Live Streaming Council Committee meetings – How we helped Birmingham City Council Billesley Ward Committee get online.

I’ve mentioned about how we’ve worked in South Birmingham in conjunction with the South Birmingham Community Safety Partnership when we wrote about what Austin Rodriguez , South Birmingham Safer Places officer had to say about the project.

What I haven’t said yet is that we’ve been working on a second phase of the surgeries with him.

Austin has been doing a great thing empowering the people he works with to use social media to talk to each other, to improve where they live and  to  build a stronger communities and with him we’ve continued to build on the momentum from phase one of the project.

In February we were holding a surgery in Bartley Green that  Alex Buchanan  – Ward Councillor of Billesley – attended. He came along with Austin with the idea that he’d like to trial live streaming his ward committee meeting .  Birmingham City Council have been live streaming their meetings from the council house and he wanted to see how he could make that work locally.

The Technology

Out in the community centres and church halls where community meetings are usually held there isn’t the infrastructure the council have  – there isn’t high speed Wi-Fi or  high definition webcams and high quality controlled audio. Nor is there a bespoke website to send the feed to,  so we had to look at what was available. 

Councillor Buchanan had invested in a laptop with a webcam and a decent microphone so we decided Google Hangouts would be the way to go, using the On Air function to stream to Youtube, which also meant it could be shared via other platforms and embedded into blogs – We spent about an hour looking at how this could work for them and then on the 20th February they put it into action.

Some observations – Be brave.

You can see in the video above that while the camera was positioned in such a way that the whole top table could be seen – the microphone struggled to pick everyone up. As the people farthest away from the set up took their turn to speak at times the audio wasn’t very clear at all but then they weren’t using a multi-directional mic that can pick everyone up like at the council house.
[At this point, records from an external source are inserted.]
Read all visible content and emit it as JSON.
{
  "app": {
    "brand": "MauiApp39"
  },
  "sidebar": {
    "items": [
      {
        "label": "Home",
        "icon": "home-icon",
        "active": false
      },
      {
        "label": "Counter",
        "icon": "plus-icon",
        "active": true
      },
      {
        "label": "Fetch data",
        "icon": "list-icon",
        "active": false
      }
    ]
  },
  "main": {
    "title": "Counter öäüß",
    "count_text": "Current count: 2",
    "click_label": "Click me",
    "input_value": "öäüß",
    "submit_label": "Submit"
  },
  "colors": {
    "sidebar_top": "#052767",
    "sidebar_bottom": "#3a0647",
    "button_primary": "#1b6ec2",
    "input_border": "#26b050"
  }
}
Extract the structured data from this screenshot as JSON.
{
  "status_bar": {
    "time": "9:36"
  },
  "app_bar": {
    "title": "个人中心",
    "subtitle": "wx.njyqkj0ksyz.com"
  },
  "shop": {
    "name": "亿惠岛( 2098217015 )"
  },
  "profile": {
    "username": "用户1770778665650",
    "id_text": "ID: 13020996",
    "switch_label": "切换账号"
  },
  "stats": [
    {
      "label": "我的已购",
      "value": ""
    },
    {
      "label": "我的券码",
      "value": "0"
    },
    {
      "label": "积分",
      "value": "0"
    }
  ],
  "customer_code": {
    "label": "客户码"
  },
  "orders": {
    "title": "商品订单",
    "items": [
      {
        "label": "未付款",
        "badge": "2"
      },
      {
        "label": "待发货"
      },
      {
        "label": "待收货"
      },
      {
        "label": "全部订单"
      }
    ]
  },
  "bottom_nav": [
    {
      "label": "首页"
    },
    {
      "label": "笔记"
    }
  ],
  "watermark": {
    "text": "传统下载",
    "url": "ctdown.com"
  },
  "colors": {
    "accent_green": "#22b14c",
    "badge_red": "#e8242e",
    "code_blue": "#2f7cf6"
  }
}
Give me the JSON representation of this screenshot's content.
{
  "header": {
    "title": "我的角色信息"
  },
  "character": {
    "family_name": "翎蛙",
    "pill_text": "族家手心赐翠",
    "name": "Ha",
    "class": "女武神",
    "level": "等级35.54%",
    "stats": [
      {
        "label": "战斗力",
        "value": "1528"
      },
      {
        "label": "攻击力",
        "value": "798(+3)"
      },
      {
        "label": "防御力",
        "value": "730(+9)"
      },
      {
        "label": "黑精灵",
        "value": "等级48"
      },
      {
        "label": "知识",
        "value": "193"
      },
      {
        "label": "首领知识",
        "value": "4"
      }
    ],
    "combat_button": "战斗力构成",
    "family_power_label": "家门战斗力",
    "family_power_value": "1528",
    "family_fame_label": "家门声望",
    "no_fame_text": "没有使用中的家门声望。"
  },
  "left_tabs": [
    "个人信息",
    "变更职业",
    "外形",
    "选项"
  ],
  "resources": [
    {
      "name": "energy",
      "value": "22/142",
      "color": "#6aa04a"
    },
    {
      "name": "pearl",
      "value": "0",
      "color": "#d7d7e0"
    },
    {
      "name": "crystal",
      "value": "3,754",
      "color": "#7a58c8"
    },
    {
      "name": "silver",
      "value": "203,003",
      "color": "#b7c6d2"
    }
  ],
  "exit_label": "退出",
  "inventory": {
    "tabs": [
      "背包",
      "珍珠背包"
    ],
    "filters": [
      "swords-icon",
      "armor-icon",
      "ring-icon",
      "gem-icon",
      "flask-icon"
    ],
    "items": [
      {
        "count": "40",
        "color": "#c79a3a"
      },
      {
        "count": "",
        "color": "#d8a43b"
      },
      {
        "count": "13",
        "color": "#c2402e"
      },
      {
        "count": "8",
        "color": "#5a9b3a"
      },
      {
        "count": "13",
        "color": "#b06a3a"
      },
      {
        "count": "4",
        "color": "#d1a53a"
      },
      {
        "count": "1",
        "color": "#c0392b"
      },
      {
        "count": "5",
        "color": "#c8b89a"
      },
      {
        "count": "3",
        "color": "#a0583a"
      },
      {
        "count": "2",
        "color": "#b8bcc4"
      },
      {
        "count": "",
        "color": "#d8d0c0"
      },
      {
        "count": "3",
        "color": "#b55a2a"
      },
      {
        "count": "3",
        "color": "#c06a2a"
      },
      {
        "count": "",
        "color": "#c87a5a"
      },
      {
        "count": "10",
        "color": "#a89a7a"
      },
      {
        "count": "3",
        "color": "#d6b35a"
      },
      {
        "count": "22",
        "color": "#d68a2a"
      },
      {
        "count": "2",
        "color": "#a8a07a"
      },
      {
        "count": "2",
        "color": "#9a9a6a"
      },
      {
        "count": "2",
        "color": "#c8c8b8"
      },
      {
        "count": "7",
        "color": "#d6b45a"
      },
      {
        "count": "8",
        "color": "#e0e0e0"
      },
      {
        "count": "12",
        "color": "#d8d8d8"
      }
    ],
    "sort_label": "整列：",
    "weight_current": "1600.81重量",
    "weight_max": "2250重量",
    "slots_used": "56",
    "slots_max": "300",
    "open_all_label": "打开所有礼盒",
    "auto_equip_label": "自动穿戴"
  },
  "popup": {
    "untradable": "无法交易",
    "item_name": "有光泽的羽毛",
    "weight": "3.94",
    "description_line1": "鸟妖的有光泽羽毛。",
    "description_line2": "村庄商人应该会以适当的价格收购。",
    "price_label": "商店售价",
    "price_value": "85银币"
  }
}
What they had was a small mic plugged into a laptop  –  but  it could have been moved to pick up more voices.

This seems obvious watching it back but again it comes back to the fact this was a trial and a learning experience. What it needs next is just a bit of bravery, Bravery to do it again and to take what they’ve learned doing this and apply it. If during the meeting they were willing to pause proceedings by just a few seconds to re-position the mic before people took their turn to talk this would greatly improve the quality of the audio, make better use of the technology they have available and improve the experience for the community watching.

In saying that though it is fantastic that Councillors are looking at ways to open up the local democratic process to more people, and live streaming of meetings is definitely a good way to go. The fact that Councillor Buchanan was willing to even consider giving this a try is fantastic and who knows what could be next? What other public conversations could take place in – well – public?